Start Maliszewskiej na 500 m był aż do niedawna jedną z największych nadziei na medal biało-czerwonych w Pekinie. 26-letnia zawodniczka jest m.in. triumfatorką Pucharu Świata (2018/19), srebrną medalistką MŚ (2018) i mistrzynią Europy (2019). W trwającym sezonie zwyciężyła w zawodach PŚ na olimpijskim torze w Pekinie, była druga w Nagoi, a łącznie uplasowała się na trzeciej pozycji.
Na stronie igrzysk przy jej nazwisku obecnie widnieje tylko sztafeta na 3000 m. Wywalczyła ona jednak kwalifikację olimpijską również na 1000 m i 1500 m indywidualnie. 26-letnia Polka na pierwszym z wymienionych dystansów dwukrotnie stanęła na podium zawodów PŚ. Rywalizacja w tej konkurencji rozpocznie się w stolicy Chin w środę.
Polki odpadły w eliminacjach na 500 m
Wszystkie trzy Polki, które wystartowały w eliminacjach wyścigu na 500 m w short tracku podczas zimowych igrzysk w Pekinie, odpadły na tym etapie.
Patrycja Maliszewska, starsza siostra Natalii, zajęła trzecie miejsce w swojej serii z czasem 44,130. Z kolei Kamila Stormowska i Nikola Mazur były ostatnie w swoich biegach uzyskując - odpowiednio - 44,053 i 43,732.

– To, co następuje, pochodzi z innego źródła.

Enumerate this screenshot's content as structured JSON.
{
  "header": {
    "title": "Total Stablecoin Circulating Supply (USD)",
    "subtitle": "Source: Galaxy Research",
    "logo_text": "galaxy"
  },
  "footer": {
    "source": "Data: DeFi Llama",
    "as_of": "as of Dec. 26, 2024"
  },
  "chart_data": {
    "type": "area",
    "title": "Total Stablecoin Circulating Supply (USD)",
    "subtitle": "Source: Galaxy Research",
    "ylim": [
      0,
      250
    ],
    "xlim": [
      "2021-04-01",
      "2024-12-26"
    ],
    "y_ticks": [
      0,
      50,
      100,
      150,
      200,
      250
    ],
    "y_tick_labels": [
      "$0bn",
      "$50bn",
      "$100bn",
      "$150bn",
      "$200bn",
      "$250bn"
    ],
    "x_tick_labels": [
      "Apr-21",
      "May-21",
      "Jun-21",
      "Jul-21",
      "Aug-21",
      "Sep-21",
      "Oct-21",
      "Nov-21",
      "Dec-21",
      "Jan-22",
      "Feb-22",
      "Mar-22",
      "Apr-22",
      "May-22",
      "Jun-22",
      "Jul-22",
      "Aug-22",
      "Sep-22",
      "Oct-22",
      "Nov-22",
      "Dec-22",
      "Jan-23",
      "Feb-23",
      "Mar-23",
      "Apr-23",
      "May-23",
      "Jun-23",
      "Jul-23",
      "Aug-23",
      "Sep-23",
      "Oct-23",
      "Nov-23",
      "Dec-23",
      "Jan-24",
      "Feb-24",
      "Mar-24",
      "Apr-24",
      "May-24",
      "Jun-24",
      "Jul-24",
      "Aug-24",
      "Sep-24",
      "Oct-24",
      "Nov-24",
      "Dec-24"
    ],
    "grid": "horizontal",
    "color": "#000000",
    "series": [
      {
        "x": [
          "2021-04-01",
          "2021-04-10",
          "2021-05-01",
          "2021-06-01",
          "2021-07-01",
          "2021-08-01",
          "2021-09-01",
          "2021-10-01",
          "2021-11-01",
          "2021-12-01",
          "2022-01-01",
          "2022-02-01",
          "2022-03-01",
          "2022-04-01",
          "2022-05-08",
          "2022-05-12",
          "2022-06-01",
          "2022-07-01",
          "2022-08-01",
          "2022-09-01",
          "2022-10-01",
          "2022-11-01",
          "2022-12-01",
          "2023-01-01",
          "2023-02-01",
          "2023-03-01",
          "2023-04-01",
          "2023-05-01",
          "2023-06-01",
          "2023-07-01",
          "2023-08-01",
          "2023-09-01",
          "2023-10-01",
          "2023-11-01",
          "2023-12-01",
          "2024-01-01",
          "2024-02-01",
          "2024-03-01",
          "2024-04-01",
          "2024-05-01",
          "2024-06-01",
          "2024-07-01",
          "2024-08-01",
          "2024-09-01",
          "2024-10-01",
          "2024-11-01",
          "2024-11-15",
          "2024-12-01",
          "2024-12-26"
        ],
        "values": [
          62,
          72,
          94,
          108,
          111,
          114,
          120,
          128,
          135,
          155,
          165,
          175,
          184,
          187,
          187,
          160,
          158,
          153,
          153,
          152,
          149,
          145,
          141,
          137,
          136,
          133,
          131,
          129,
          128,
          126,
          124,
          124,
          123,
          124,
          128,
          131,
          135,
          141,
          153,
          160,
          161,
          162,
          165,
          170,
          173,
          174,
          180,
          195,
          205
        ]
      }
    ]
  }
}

Awans do ćwierćfinału wywalczyły po dwie najlepsze zawodniczki z każdej serii oraz cztery z trzecich lokat z najlepszymi czasami. Najlepszy wynik w całej stawce uzyskała Holenderka Suzanne Schulting. Złota medalistka igrzysk z Pjongczangu na dystansie dwukrotnie dłuższym uzyskała w sobotę 42,379 i ustanowiła tym samym rekord olimpijski.